太阳高升之际,魏军也越过当阳河,进入预定的战场,其人数浩浩汤汤,旌旗遮天蔽日,戈矛犹如移动的森林,鼓点号角震天,让人见之闻之莫不心悸。
荆州兵是最镇定的,他们和魏军交手次数太多了,又由冯异统御多年,家中在荆南多有壤土,与大汉一荣俱荣,有保家卫国的决心,冯异指挥起他们来,就像使用手臂一般灵活。
一如刘秀所料,魏军阵列后,开始若隐若现一些移动的“影子”。那是魏国骑兵,他们正在不断向右方横向移动,寻找合适的地点进行突击!
眼看魏骑从极右方络绎渡过当阳河,开始在万余步卒策应下,逼近荆州兵阵地,冯异一面令正面方阵同魏军徒卒交战对垒,同时调整了武刚车方向:
“前行持戟盾,后行持弓弩,闻鼓声而纵,闻金声而止!”
不论是襄阳之战,还是郢城之役,岑彭麾下的骑兵并未给冯异造成太大麻烦。淮北战场那边,盖延及渔阳突骑还送了一波,所以在汉军诸将心中,并不认为魏骑不可战胜。
可惜,刻舟求剑,势必付出代价,今日真正直面魏骑时,冯异才惊觉,迎面而来的,是一群怎样的“怪物”!
放眼望去,对魏骑的第一印象,便是“人马皆甲”。
具装铠虽然出现很早,但一来打制耗费重金,二来是普通马匹难以承担重量,所以汉朝时,只有朝中越骑、胡骑、长水等校才装备。
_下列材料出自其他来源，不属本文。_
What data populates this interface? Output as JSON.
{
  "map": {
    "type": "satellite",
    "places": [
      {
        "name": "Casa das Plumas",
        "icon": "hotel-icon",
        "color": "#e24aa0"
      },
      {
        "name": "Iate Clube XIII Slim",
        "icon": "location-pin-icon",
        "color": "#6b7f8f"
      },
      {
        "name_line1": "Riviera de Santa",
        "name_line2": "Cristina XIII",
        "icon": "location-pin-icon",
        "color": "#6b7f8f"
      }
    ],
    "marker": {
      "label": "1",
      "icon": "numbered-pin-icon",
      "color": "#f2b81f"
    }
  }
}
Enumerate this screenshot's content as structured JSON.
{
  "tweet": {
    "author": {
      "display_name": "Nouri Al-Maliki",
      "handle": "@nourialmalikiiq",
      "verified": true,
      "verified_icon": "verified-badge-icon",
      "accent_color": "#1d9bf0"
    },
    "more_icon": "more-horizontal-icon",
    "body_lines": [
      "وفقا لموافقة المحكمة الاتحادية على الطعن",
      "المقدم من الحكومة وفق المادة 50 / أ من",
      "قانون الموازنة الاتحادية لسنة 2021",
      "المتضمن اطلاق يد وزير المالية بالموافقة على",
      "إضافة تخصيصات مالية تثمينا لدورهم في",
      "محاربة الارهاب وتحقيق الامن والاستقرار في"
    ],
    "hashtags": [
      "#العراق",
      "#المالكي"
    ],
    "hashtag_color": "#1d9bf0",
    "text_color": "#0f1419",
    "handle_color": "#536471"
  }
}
新莽末年天下大乱后,各地割据武装陆续组建了一些具装甲骑,最著名的便是陇右良家子骑,豪强子弟自带干粮、徒附和甲胄,但陇右军中,也不过区区三四百具,在隗氏和第五伦周原决战时,就葬送得差不多了。
然而今日踏着碎步逼近的甲骑,绝非陇右良家子骑的复制,而是大大加强!
前排千骑之众,属于马援派来的“西凉铁骑”,同样出身陇右河西,骑士们仿佛被罩在铁桶里,甚至还戴铁幕面,手持长马槊,身下挂着铁钝器。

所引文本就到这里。